Frankie Dettori’s Financial Fall: The Only Race He Couldn’t Win

But his downfall serves as a warning to other high-flyers: when it comes to HMRC, you can run, but you can’t hide—not behind accountants,

HORSE RACINGGENERAL

Ed Grimshaw

3/13/20253 min read

Frankie Dettori’s Financial Faceplant: The Only Race He Couldn’t Win

Frankie Dettori, the man who spent decades gliding racehorses across the finish line with all the precision of a Swiss watch, has somehow managed to misjudge his biggest hurdle yet—his tax bill. And unlike a bad day at the races, there’s no sneaky photo-finish appeal here. HMRC, that charming government department that sees financial missteps the way a hungry spaniel sees an unattended sausage roll, has galloped in at full speed. The result? Dettori has been forced to dismount rather spectacularly into bankruptcy.

It’s the ultimate irony: here’s a man who spent his career soaring triumphantly into the air after a win, only to now come crashing back down to earth in a fashion more befitting a sack of spuds tossed off the back of a lorry.

A Proud Tradition of Jockeys vs. The Taxman

Of course, Frankie isn’t the first legendary jockey to take a rather catastrophic misstep at the financial hurdles. Step forward Lester Piggott, the original master of both the saddle and the offshore bank account. Piggott, for those who need a history refresher, was quite literally the gold standard of jockeys, having won the Derby an absurd nine times and racked up more wins than most of us have cups of tea. Unfortunately, he also attempted to dodge around £3 million in tax, which landed him not just in debt but in actual prison.

Yes, HMRC don’t play games. They’ll let a corporate CEO siphon billions through offshore loopholes with a polite shrug, but if a jockey, plumber, or self-employed gardener so much as misfiles their VAT return, they’ll descend like a pack of hyenas. Piggott learned that the hard way when his clever little offshore "savings" plan turned into a 366-day holiday in the slammer.

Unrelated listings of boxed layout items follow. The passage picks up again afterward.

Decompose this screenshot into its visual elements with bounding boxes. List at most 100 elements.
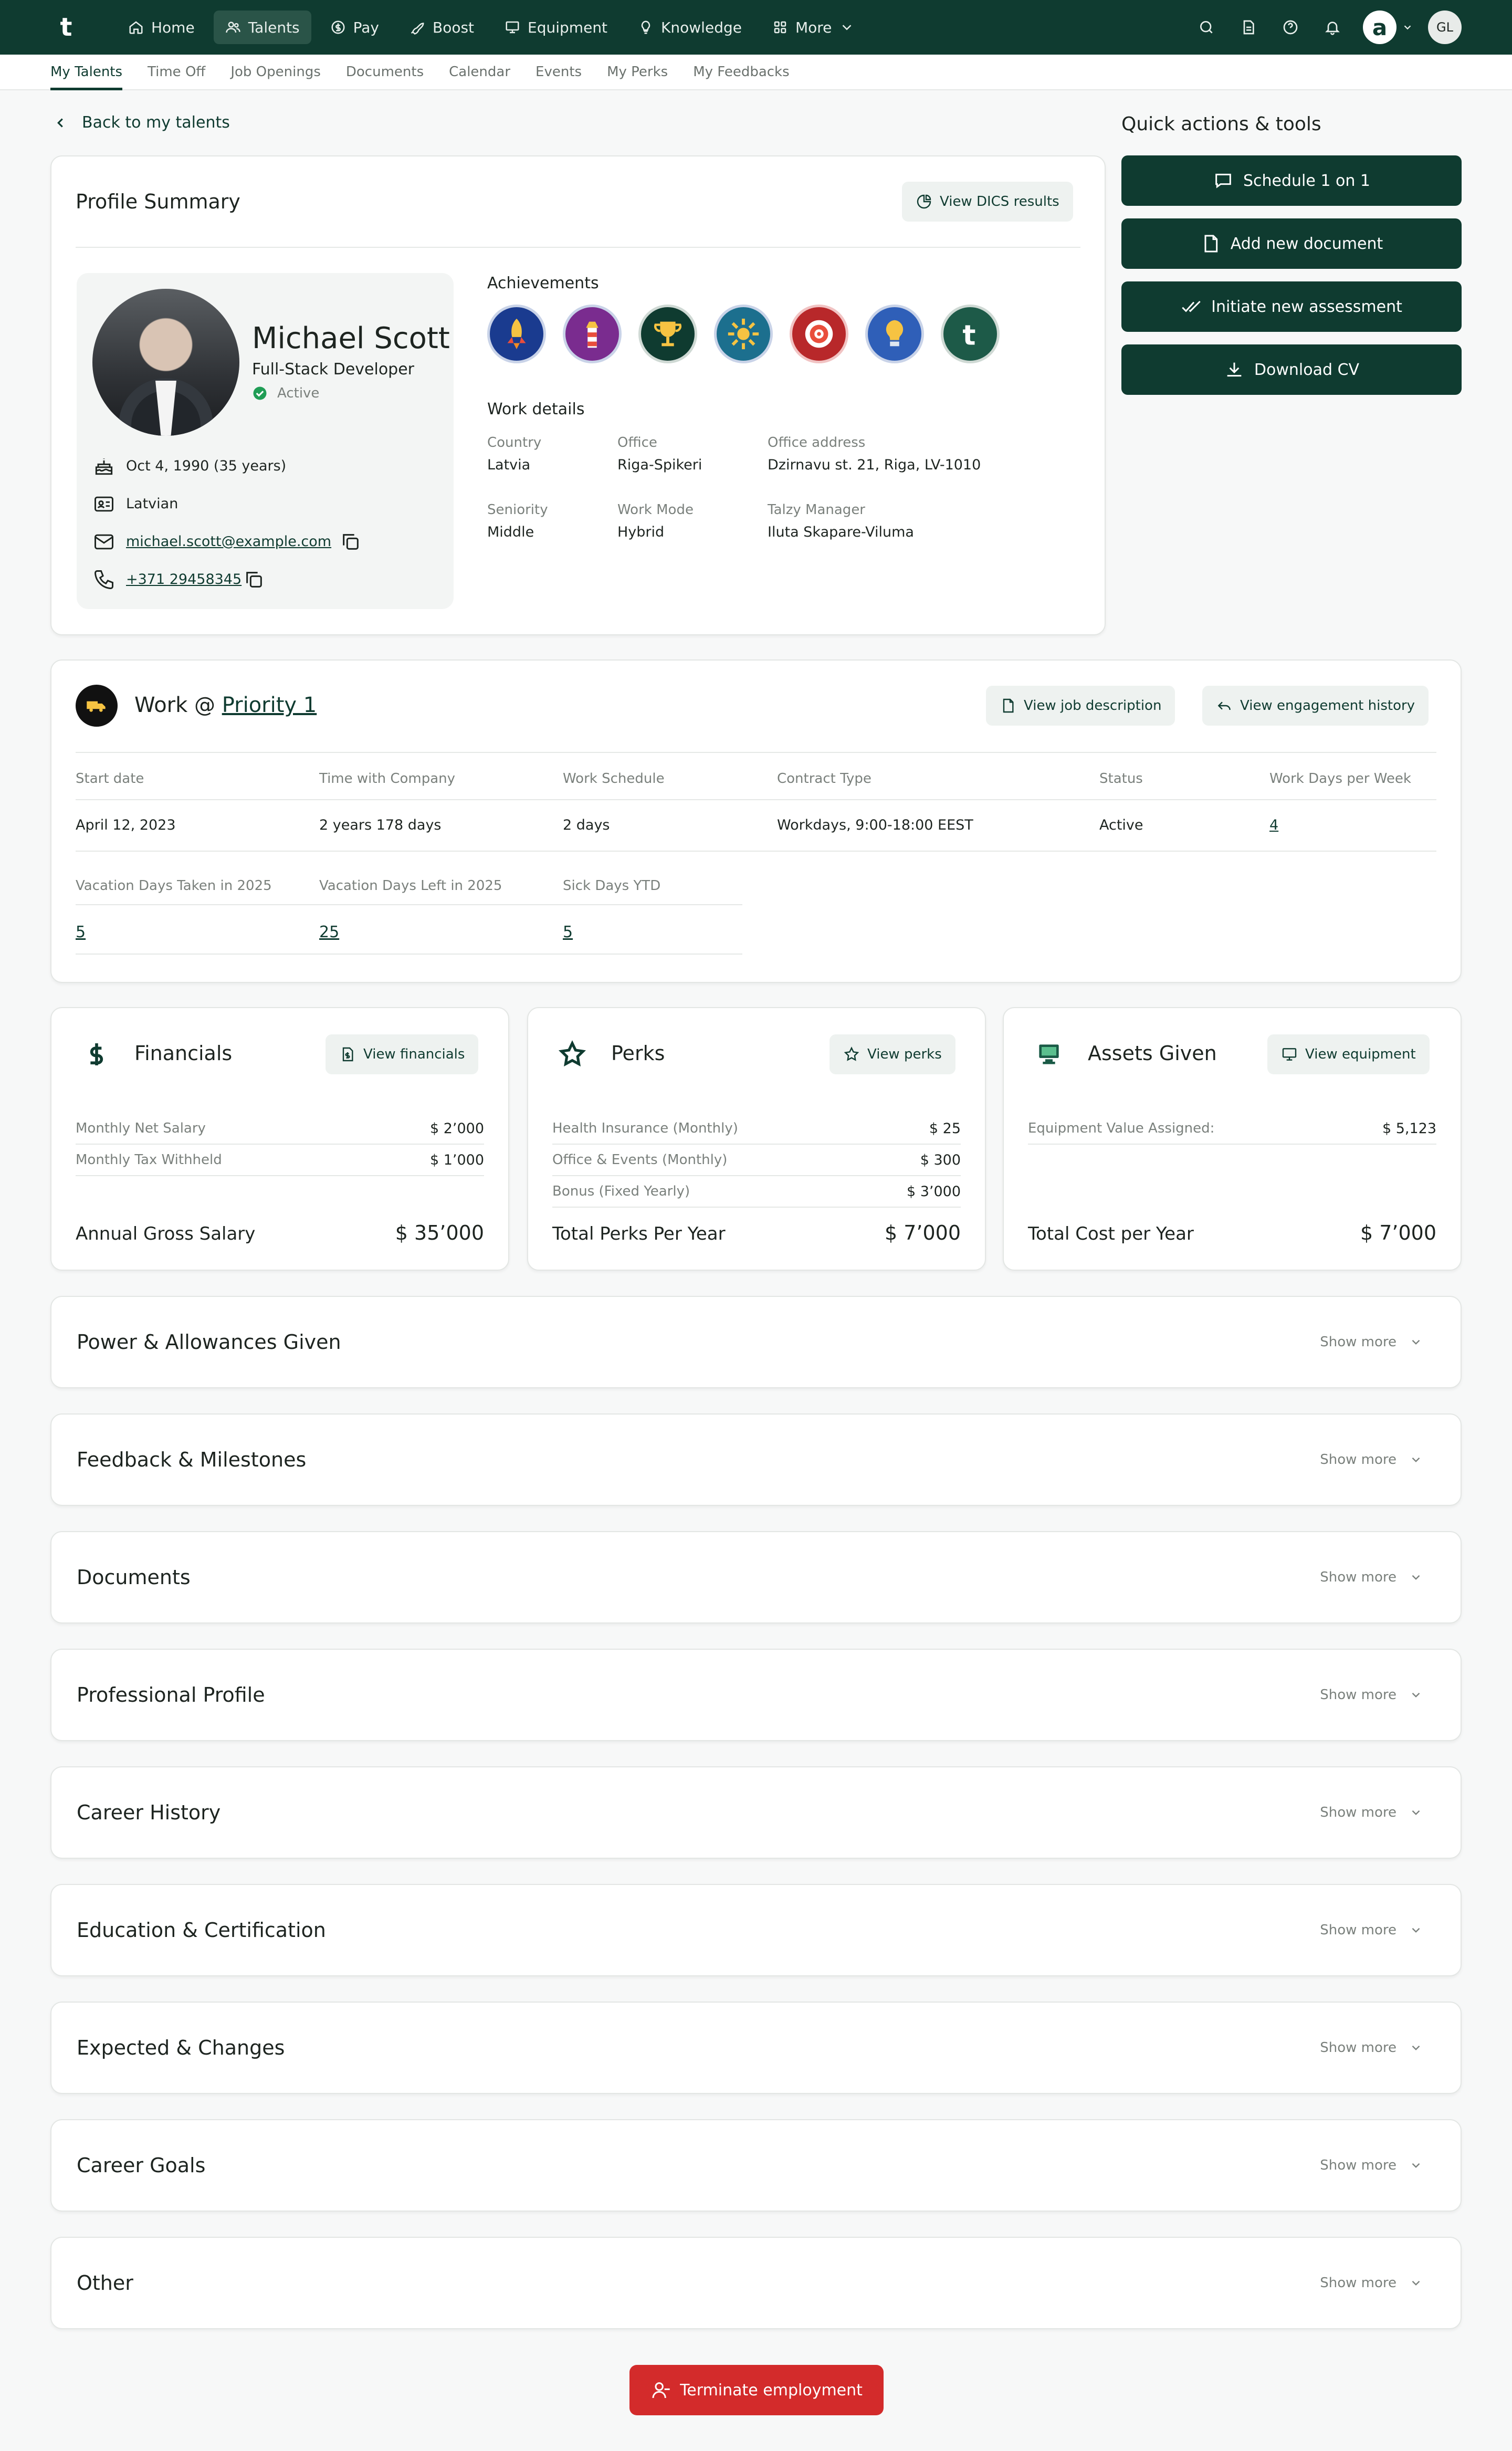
- add-new-document-button[interactable]: Add new document: [1121, 218, 1462, 269]
- section-card[interactable]: Professional Profile Show more: [50, 1649, 1462, 1741]
- show-more-toggle[interactable]: Show more: [1320, 2003, 1423, 2093]
- section-title: Professional Profile: [77, 1683, 265, 1706]
- work-value-sick-days-link[interactable]: 5: [563, 923, 573, 941]
- target-icon: [805, 320, 833, 348]
- view-job-description-button[interactable]: View job description: [986, 686, 1175, 726]
- view-equipment-button[interactable]: View equipment: [1267, 1034, 1430, 1074]
- achievement-target-badge[interactable]: [790, 305, 848, 363]
- truck-icon: [87, 701, 106, 712]
- monitor-icon: [1034, 1040, 1064, 1069]
- financials-title: Financials: [134, 1042, 233, 1065]
- nav-item-pay[interactable]: Pay: [319, 11, 391, 44]
- chevron-down-icon: [1412, 1339, 1420, 1345]
- tab-my-feedbacks[interactable]: My Feedbacks: [693, 55, 789, 89]
- show-more-toggle[interactable]: Show more: [1320, 1767, 1423, 1858]
- financial-row-value: $ 2’000: [429, 1120, 484, 1137]
- schedule-one-on-one-button[interactable]: Schedule 1 on 1: [1121, 155, 1462, 206]
- section-card[interactable]: Feedback & Milestones Show more: [50, 1413, 1462, 1506]
- perks-title: Perks: [611, 1042, 665, 1065]
- initiate-assessment-button[interactable]: Initiate new assessment: [1121, 281, 1462, 332]
- chevron-down-icon: [1412, 1575, 1420, 1580]
- achievement-sun-badge[interactable]: [714, 305, 773, 363]
- divider: [76, 851, 1436, 852]
- achievement-trophy-badge[interactable]: [638, 305, 697, 363]
- tab-events[interactable]: Events: [536, 55, 582, 89]
- profile-email-link[interactable]: michael.scott@example.com: [126, 533, 331, 550]
- profile-phone-link[interactable]: +371 29458345: [126, 571, 242, 588]
- check-circle-icon: [253, 386, 267, 400]
- nav-item-boost[interactable]: Boost: [398, 11, 486, 44]
- show-more-toggle[interactable]: Show more: [1320, 1415, 1423, 1505]
- section-card[interactable]: Power & Allowances Given Show more: [50, 1296, 1462, 1388]
- detail-value-country: Latvia: [487, 457, 531, 473]
- financials-total-value: $ 35’000: [395, 1221, 484, 1244]
- show-more-toggle[interactable]: Show more: [1320, 2120, 1423, 2211]
- profile-nationality: Latvian: [126, 496, 178, 512]
- copy-email-button[interactable]: [340, 531, 361, 552]
- download-cv-button[interactable]: Download CV: [1121, 344, 1462, 395]
- user-avatar[interactable]: GL: [1428, 11, 1462, 44]
- work-header-sick-days: Sick Days YTD: [563, 878, 661, 894]
- section-card[interactable]: Career History Show more: [50, 1766, 1462, 1859]
- chevron-down-icon[interactable]: [1402, 22, 1413, 33]
- show-more-toggle[interactable]: Show more: [1320, 1650, 1423, 1740]
- work-value-vacation-left-link[interactable]: 25: [319, 923, 339, 941]
- app-logo[interactable]: t: [50, 12, 82, 43]
- view-engagement-history-button[interactable]: View engagement history: [1202, 686, 1429, 726]
- achievement-rocket-badge[interactable]: [487, 305, 546, 363]
- main-nav: Home Talents Pay Boost Equipment Knowled…: [117, 11, 866, 44]
- view-perks-button[interactable]: View perks: [830, 1034, 956, 1074]
- nav-item-talents[interactable]: Talents: [213, 11, 311, 44]
- notifications-button[interactable]: [1321, 16, 1344, 39]
- company-link[interactable]: Priority 1: [222, 693, 317, 717]
- work-header-work-days: Work Days per Week: [1269, 771, 1411, 787]
- section-title: Career History: [77, 1801, 221, 1824]
- tab-documents[interactable]: Documents: [346, 55, 424, 89]
- show-more-toggle[interactable]: Show more: [1320, 1532, 1423, 1622]
- users-icon: [225, 22, 240, 33]
- search-button[interactable]: [1195, 16, 1218, 39]
- section-card[interactable]: Documents Show more: [50, 1531, 1462, 1623]
- achievement-talzy-badge[interactable]: t: [941, 305, 1000, 363]
- work-header-time-with-company: Time with Company: [319, 771, 456, 787]
- section-card[interactable]: Expected & Changes Show more: [50, 2002, 1462, 2094]
- work-value-vacation-taken-link[interactable]: 5: [76, 923, 86, 941]
- back-link[interactable]: Back to my talents: [52, 113, 230, 132]
- nav-item-more[interactable]: More: [761, 11, 866, 44]
- work-value-status: Active: [1099, 817, 1143, 833]
- nav-item-equipment[interactable]: Equipment: [493, 11, 619, 44]
- chevron-down-icon: [1412, 1810, 1420, 1815]
- chevron-down-icon: [1412, 1928, 1420, 1933]
- tab-time-off[interactable]: Time Off: [148, 55, 205, 89]
- show-more-toggle[interactable]: Show more: [1320, 1297, 1423, 1387]
- work-value-work-days-link[interactable]: 4: [1269, 817, 1278, 833]
- achievement-bulb-badge[interactable]: [865, 305, 924, 363]
- view-financials-button[interactable]: View financials: [326, 1034, 479, 1074]
- documents-button[interactable]: [1237, 16, 1260, 39]
- chevron-left-icon: [57, 118, 63, 128]
- nav-item-knowledge[interactable]: Knowledge: [626, 11, 753, 44]
- assets-row-value: $ 5,123: [1382, 1120, 1436, 1137]
- tab-my-perks[interactable]: My Perks: [607, 55, 668, 89]
- divider: [76, 247, 1080, 248]
- tab-my-talents[interactable]: My Talents: [50, 55, 123, 90]
- company-switcher-avatar[interactable]: a: [1363, 11, 1396, 44]
- financials-total-label: Annual Gross Salary: [76, 1223, 256, 1244]
- show-more-toggle[interactable]: Show more: [1320, 2238, 1423, 2328]
- section-card[interactable]: Education & Certification Show more: [50, 1884, 1462, 1976]
- nav-item-home[interactable]: Home: [117, 11, 206, 44]
- copy-phone-button[interactable]: [244, 569, 265, 590]
- tab-calendar[interactable]: Calendar: [449, 55, 510, 89]
- achievement-lighthouse-badge[interactable]: [563, 305, 622, 363]
- lighthouse-icon: [586, 321, 598, 348]
- terminate-employment-button[interactable]: Terminate employment: [629, 2365, 884, 2415]
- help-button[interactable]: [1279, 16, 1302, 39]
- view-dics-results-button[interactable]: View DICS results: [902, 182, 1073, 222]
- company-logo: [76, 685, 118, 727]
- section-card[interactable]: Other Show more: [50, 2237, 1462, 2329]
- show-more-label: Show more: [1320, 1569, 1396, 1585]
- work-header-contract-type: Contract Type: [777, 771, 872, 787]
- show-more-toggle[interactable]: Show more: [1320, 1885, 1423, 1975]
- section-card[interactable]: Career Goals Show more: [50, 2119, 1462, 2212]
- tab-job-openings[interactable]: Job Openings: [230, 55, 321, 89]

Now, Frankie hasn’t quite followed his predecessor into a prison cell, but his “I let the experts handle it” excuse is about as watertight as a colander. It’s the same old story: a man makes millions, some smooth-talking financial ‘specialist’ convinces him that tax is just a polite suggestion, and before you know it, he’s staring down a bankruptcy notice with all the enthusiasm of a horse being asked to jump a hedge the size of a double-decker bus.

HMRC: The Bookie That Never Loses

If there’s one thing in Britain more consistent than bad weather and Greggs sausage rolls, it’s that HMRC always wins. They don’t care if you’re a world-famous jockey, a rock star, or a man who accidentally claimed for a biro on his self-assessment—if you owe, they’ll have you.

Dettori’s problem wasn’t tax avoidance—let’s be honest, tax avoidance is practically a national sport. His mistake was getting caught and then failing to talk his way out of it. First, he tried to have the case heard in private. Then, when that didn’t work, he tried to delay it. Eventually, when those options ran out, he had to face the music—much like a punter realising their last tenner has just gone up in flames after backing a “dead cert” that finished last.

What Now? The American Escape Route

Still, Dettori is nothing if not a showman, and showmen always find a way to spin disaster into a comeback. He’s already fled to the United States, where his racing career continues, and where he’s presumably hoping that HMRC’s jurisdiction doesn’t stretch quite as far as the Californian sunshine.

Perhaps he’ll pull off a dramatic Hollywood-style redemption arc, complete with a final, emotional victory in the Kentucky Derby before retiring to a life of after-dinner speeches and lucrative appearances on reality TV. Or, failing that, an inevitable book deal ("From Flying Dismounts to Financial Freefalls: My Life in the Saddle") and a new career flogging betting tips on Instagram.

Whatever happens, let this be a lesson to all: when it comes to tax, the rules are simple. You can try to outrun the bookies, you might even outrun Father Time, but you will never outrun HMRC. Just ask Lester.